Миссис Радж была отброшена и упала. Толпа пришла в движение. Барнеби увлекли в этот людской водоворот, и мать потеряла его из виду.
Глава сорок девятая
Собравшаяся здесь масса людей с самого начала была разбита на четыре отряда – Лондонский, Вестминстерский, Саутуоркский и Шотландский. В каждом из них были свои части, и так как построены они были по-разному, то в общей системе могли разобраться лишь немногочисленные командиры и вожаки этой армии; остальным эта система была так же непонятна, как план большого сражения – рядовому солдату. Однако в этом строю был, видимо, какой-то порядок, ибо, придя в движение, вся толпа очень скоро разделилась на три части и, как было заранее условлено, приготовилась переходить Темзу через разные мосты, чтобы затем с трех сторон подойти к зданию парламента.

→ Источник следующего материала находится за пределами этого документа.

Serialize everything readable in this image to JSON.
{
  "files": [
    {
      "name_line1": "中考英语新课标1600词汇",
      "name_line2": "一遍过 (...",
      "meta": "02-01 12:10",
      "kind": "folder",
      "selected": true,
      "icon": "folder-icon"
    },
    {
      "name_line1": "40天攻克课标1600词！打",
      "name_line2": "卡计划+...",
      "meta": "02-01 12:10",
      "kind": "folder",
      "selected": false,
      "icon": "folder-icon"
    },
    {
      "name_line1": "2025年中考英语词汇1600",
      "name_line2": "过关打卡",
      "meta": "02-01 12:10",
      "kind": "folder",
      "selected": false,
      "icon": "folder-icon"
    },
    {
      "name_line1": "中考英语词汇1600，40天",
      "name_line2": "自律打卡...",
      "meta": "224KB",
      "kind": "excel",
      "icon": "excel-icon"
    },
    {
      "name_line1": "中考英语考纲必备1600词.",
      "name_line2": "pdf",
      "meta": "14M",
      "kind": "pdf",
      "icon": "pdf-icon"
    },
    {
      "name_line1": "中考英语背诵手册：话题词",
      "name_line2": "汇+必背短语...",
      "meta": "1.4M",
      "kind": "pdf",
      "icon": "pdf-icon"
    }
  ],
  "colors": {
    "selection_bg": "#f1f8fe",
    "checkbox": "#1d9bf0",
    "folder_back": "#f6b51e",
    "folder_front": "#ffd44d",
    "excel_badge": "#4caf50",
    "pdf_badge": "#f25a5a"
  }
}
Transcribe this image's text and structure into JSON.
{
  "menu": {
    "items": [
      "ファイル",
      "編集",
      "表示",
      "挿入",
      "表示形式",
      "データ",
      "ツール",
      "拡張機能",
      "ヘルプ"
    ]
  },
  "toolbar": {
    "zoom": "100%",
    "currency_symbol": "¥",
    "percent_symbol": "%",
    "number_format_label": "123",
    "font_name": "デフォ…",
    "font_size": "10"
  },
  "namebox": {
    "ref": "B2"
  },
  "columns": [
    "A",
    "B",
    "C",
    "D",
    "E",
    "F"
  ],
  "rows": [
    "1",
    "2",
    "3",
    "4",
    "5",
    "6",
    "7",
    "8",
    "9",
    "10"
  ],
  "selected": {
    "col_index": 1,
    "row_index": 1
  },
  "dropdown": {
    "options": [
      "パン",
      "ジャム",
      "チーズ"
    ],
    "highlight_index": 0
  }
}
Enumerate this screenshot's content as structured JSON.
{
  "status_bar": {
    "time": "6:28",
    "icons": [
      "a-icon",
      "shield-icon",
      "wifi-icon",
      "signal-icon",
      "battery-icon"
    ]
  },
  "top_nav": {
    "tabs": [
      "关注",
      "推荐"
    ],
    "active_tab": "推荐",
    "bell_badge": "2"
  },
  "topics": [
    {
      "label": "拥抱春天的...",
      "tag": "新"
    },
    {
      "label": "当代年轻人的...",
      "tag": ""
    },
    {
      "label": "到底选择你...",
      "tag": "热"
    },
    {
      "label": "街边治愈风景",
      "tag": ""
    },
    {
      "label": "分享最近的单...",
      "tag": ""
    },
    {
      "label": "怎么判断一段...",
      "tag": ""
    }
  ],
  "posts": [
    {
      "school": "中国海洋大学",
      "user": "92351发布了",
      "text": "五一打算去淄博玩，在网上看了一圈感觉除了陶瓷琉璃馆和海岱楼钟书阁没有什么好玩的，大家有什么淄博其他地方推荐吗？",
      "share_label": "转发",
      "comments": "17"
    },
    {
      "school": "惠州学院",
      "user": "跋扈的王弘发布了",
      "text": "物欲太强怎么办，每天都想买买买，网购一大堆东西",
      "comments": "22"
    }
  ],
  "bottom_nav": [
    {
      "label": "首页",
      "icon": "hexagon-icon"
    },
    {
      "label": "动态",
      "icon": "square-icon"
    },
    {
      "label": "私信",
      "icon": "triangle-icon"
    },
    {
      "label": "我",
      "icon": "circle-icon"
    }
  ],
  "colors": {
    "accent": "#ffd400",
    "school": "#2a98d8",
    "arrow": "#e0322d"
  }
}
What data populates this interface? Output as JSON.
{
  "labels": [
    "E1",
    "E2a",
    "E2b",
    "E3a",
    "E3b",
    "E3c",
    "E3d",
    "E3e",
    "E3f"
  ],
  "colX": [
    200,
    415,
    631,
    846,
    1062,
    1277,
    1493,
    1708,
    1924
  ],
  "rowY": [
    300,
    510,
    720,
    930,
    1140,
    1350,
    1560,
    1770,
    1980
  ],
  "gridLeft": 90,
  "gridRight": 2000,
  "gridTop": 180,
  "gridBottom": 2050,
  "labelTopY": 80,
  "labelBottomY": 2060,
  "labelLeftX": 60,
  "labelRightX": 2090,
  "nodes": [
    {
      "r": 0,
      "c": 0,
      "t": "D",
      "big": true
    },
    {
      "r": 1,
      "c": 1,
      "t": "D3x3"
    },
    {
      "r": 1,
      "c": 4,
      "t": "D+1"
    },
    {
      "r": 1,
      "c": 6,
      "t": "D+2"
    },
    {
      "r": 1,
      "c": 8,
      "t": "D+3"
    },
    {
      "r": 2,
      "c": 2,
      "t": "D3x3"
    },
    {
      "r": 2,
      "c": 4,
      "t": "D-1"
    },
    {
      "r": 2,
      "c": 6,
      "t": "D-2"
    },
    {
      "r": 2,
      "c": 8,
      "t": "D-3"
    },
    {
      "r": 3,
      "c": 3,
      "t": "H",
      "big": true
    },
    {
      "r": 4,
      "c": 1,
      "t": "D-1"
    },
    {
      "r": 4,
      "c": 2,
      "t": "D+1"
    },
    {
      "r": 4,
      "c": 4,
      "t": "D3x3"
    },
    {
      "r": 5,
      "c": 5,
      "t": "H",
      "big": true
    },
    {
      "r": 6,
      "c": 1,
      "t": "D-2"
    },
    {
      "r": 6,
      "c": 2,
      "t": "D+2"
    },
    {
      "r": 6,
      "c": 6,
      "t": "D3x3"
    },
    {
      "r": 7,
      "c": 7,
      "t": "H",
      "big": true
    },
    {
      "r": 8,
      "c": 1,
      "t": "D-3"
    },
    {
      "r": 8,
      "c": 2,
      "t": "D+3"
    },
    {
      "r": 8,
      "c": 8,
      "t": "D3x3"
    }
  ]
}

Во главе того отряда, которому предстояло идти через Вестминстерский мост, стал лорд Гордон, имея по правую руку Гашфорда. Его окружали какие-то головорезы самого отталкивающего вида, составлявшие нечто вроде штаба. Командование вторым отрядом, которому путь лежал через мост Блекфрайерс, было поручено целой группе, состоявшей человек из двенадцати, а третьим отрядом, который должен был идти по Лондонскому мосту и главным улицам, чтобы все увидели, как их много, и оценили серьезность их намерений, командовал Саймон Тэппертит (в помощники себе он взял несколько «Непоколебимых»), палач Деннис, Хью и другие.
Раздалась команда, и каждый из трех громадных отрядов двинулся по своему маршруту в полном порядке и без всякого шума. Тот, который должен был пройти через Сити, был гораздо многочисленнее двух остальных и растянулся настолько, что, когда хвост его только пришел в движение, первые ряды были уже почти на четыре мили впереди, несмотря на то, что люди шли по трое в ряд и тесно сомкнутым строем.
Барнеби шел в авангарде, куда по сумасбродной прихоти поставил его Хью, между этим опасным покровителем и палачом. Среди тысяч людей, впоследствии вспоминавших этот день, многие хорошо помнили Барнеби. В своем экстазе ничего не замечая вокруг, с сияющими глазами и раскрасневшимися щеками, не чувствуя тяжести большого знамени, которое он нес, и только любуясь, как ярко его шелк горит на солнце, как плещется под летним ветерком, он шагал, гордый, ликующий, безмерно счастливый, среди всей этой толпы единственный, кто шел с легким сердцем и без корыстных расчетов.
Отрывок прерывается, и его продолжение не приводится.